Published online by Cambridge University Press: 05 June 2012
6.1 The unification of Italy in 1861 caught almost everyone, both in Italy and abroad, by surprise. The task ahead, summed up by the famous observation, ‘Italy is made, now it is necessary to make the Italians’ (D'Azeglio), was immense. The states of the peninsula, many independent since the collapse of the Roman empire, had to be integrated into a single entity with a unified civil service, a consistent legal framework and a single currency. The country's social overhead capital, inadequate and unevenly distributed, was in dire need of attention. There were, for example, only 2,404 km of railway lines, the nineteenth-century measure of modernity, in the entire country - i.e. 0.096 km per inhabitant - vs. 0.251 in France, 0.295 in Germany and 0.734 in the United Kingdom (Schram 1997, tables 2 and 3). About 40 per cent were in Piedmont, while the South as a whole had less than 10 per cent. The patrimony of roads, ports and other public facilities was equally unimpressive and skewed regionally.

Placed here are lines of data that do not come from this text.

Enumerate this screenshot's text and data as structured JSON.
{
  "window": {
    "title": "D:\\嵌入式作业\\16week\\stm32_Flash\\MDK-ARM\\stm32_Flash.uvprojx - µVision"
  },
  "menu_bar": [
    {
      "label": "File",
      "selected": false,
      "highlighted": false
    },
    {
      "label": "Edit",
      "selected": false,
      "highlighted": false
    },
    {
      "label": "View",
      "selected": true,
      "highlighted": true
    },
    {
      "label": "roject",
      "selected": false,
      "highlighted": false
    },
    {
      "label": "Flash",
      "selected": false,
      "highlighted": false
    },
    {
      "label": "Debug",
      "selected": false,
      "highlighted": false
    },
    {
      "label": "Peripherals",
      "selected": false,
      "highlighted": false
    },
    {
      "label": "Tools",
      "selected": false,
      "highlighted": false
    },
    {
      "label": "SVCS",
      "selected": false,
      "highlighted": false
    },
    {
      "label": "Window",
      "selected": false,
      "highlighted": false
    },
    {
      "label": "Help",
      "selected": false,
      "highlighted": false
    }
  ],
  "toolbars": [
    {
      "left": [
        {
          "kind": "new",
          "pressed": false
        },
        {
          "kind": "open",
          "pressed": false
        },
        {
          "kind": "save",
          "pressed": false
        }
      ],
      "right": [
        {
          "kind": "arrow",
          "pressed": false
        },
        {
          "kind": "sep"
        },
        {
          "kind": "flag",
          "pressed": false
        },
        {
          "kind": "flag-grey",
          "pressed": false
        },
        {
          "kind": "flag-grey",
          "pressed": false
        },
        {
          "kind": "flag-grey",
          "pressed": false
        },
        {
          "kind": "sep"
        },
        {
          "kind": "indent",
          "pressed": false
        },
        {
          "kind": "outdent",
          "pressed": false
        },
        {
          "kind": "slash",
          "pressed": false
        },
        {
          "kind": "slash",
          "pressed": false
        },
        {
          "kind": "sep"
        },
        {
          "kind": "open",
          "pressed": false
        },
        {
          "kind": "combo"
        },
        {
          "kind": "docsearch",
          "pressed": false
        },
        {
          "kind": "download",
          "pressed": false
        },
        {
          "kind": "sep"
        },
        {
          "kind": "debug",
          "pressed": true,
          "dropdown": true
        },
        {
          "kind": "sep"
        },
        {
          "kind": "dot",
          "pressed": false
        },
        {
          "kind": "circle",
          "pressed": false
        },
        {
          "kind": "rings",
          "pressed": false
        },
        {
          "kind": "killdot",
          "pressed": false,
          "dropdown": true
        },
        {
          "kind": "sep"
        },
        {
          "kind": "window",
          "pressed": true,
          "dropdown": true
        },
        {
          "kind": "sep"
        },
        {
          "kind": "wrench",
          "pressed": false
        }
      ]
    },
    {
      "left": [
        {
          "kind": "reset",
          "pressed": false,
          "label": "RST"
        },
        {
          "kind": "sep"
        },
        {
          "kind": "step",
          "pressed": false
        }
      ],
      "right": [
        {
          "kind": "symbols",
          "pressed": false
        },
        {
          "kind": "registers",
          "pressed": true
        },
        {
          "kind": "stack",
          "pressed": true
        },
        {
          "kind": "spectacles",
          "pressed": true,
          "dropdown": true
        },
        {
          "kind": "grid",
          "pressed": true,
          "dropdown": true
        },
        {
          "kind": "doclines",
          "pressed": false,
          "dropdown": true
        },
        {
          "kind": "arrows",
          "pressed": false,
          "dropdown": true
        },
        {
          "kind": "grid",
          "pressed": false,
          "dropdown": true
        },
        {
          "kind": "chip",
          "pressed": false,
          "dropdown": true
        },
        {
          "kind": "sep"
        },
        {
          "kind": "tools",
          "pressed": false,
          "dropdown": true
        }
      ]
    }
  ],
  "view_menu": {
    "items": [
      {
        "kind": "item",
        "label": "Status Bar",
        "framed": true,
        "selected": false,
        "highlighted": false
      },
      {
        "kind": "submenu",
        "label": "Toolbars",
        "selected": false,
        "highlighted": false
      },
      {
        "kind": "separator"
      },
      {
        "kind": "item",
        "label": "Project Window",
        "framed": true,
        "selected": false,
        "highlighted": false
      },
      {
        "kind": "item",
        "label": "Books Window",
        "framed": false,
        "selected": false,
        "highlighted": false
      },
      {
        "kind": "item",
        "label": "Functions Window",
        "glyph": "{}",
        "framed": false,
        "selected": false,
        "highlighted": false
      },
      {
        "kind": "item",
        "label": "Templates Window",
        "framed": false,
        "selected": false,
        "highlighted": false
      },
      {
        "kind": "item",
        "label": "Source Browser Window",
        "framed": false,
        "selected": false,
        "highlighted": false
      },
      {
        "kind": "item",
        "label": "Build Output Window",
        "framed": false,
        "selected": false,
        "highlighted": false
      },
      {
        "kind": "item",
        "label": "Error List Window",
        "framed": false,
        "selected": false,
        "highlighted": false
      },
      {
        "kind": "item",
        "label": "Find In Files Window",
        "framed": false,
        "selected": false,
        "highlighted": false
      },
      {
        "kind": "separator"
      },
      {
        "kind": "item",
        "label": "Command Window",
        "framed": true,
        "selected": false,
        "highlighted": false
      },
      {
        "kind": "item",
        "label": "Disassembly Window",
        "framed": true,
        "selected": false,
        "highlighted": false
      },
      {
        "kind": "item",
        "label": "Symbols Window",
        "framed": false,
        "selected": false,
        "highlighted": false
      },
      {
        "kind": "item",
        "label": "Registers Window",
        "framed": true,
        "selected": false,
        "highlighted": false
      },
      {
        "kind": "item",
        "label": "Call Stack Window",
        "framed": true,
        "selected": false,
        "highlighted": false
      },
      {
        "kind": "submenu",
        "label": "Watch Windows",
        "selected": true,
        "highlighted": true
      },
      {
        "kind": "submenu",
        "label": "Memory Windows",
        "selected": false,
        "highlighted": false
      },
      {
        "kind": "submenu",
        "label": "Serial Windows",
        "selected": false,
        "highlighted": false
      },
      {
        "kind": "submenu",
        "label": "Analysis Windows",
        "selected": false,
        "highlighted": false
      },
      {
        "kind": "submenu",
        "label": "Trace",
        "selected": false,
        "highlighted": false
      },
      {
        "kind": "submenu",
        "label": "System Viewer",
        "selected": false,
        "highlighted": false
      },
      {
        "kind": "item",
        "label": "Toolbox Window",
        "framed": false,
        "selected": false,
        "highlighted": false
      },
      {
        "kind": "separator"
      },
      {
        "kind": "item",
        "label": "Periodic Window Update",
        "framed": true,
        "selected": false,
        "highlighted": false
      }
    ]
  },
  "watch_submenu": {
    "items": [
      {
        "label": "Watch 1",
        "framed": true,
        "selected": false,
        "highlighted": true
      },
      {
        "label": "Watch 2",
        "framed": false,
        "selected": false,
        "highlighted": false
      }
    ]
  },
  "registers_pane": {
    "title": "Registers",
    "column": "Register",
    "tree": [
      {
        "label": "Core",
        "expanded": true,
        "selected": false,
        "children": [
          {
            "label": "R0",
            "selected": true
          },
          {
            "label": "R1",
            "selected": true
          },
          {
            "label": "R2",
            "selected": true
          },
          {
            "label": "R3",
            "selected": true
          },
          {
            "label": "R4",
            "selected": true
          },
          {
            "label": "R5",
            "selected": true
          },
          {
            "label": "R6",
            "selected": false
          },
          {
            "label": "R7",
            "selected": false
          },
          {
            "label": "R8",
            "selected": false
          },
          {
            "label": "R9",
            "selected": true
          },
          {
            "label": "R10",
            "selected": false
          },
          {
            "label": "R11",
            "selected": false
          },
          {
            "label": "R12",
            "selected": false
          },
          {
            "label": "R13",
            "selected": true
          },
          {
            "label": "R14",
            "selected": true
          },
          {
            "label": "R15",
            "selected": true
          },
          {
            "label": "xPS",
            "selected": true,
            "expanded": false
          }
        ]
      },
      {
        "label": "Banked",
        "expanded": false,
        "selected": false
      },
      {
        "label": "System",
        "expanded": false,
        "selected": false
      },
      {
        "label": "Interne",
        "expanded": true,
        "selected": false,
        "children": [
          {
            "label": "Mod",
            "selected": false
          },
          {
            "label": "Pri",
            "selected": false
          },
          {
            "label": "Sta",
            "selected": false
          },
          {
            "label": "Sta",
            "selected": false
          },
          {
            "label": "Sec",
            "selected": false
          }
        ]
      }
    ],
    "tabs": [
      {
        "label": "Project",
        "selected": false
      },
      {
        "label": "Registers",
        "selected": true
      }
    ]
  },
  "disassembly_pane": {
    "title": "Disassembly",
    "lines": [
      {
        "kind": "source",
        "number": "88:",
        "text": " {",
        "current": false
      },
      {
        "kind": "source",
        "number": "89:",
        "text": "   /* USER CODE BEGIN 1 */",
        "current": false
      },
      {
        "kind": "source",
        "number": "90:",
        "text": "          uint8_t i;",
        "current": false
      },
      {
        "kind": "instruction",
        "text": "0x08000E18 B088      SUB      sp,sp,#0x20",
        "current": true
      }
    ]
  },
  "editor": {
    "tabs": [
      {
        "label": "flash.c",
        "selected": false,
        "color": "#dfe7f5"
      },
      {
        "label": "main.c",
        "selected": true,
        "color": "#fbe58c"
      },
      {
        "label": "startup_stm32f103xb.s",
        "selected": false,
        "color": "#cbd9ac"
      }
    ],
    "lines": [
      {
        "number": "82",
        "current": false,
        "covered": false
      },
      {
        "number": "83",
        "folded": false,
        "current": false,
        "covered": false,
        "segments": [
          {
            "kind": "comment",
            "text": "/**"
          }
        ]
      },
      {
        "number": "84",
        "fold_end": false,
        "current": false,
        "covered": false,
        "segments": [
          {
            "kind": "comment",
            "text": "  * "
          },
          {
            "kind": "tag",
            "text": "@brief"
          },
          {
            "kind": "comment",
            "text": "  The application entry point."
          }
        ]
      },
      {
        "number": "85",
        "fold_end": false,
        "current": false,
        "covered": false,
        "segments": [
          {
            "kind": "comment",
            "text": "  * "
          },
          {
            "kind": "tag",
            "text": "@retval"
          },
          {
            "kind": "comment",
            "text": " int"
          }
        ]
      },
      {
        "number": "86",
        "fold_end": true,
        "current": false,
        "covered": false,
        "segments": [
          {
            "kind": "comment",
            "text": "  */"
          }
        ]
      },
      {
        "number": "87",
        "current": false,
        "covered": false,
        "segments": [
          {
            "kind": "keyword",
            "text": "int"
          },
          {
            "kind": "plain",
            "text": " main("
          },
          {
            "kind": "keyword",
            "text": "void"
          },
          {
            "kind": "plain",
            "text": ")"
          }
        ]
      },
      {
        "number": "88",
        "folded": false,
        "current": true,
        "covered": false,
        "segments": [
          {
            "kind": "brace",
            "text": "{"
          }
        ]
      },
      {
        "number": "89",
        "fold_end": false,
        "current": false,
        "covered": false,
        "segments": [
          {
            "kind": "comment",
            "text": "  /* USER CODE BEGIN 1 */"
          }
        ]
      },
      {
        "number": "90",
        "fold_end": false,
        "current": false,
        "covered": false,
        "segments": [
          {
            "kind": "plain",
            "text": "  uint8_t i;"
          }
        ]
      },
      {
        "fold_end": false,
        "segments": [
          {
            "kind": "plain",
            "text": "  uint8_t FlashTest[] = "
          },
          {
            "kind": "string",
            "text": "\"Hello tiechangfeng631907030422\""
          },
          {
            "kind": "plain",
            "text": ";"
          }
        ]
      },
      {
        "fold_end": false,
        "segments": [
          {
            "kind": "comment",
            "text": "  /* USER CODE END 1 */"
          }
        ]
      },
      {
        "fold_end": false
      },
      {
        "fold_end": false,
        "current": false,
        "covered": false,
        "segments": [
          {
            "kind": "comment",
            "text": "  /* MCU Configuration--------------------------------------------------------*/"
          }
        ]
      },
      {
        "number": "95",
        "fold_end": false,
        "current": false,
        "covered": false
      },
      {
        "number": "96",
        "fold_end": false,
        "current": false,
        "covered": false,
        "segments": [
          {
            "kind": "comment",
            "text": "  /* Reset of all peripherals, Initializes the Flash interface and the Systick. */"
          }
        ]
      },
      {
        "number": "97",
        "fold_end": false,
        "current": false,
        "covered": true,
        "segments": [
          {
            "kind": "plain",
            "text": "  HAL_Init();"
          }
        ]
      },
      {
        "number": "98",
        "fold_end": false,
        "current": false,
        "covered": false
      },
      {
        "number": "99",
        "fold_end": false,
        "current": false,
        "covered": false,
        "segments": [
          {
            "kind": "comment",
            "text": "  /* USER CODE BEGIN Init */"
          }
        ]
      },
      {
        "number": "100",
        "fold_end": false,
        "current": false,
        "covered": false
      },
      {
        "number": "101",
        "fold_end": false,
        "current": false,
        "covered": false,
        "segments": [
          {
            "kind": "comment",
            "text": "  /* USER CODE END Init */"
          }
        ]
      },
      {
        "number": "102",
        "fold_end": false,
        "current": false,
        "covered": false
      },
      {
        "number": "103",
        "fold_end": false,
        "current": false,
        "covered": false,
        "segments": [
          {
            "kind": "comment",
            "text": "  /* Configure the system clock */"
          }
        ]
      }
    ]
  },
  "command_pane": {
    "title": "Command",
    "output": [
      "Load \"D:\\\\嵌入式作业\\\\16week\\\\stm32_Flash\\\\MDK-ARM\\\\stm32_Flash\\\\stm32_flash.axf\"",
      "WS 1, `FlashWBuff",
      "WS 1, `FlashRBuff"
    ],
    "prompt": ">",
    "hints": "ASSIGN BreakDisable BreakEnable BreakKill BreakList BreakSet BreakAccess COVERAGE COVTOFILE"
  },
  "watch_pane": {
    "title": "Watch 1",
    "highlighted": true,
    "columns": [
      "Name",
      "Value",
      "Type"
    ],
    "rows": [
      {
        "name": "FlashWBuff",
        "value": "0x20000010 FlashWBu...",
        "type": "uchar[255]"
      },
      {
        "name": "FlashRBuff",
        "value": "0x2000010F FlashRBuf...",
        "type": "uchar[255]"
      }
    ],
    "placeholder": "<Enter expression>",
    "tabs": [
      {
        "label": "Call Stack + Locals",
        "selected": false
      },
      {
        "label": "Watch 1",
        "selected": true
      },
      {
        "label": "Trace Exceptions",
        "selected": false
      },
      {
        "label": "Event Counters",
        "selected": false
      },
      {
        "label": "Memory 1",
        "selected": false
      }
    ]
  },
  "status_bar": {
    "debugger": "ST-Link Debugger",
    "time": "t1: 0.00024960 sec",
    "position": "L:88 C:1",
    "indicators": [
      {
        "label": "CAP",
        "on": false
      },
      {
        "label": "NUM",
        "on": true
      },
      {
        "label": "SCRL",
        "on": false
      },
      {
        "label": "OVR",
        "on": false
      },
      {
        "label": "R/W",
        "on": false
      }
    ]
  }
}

In spite of the challenges, the overall mood was sanguine. Italy, many believed, had been mismanaged. With freedom, unity and sound economic policies, the new nation would thrive and would at least be able to narrow, if not close, the gap between it and the more advanced countries of Europe. The Italian ruling class - a small elite of (mostly) landowners – set to the task with great energy and enthusiasm.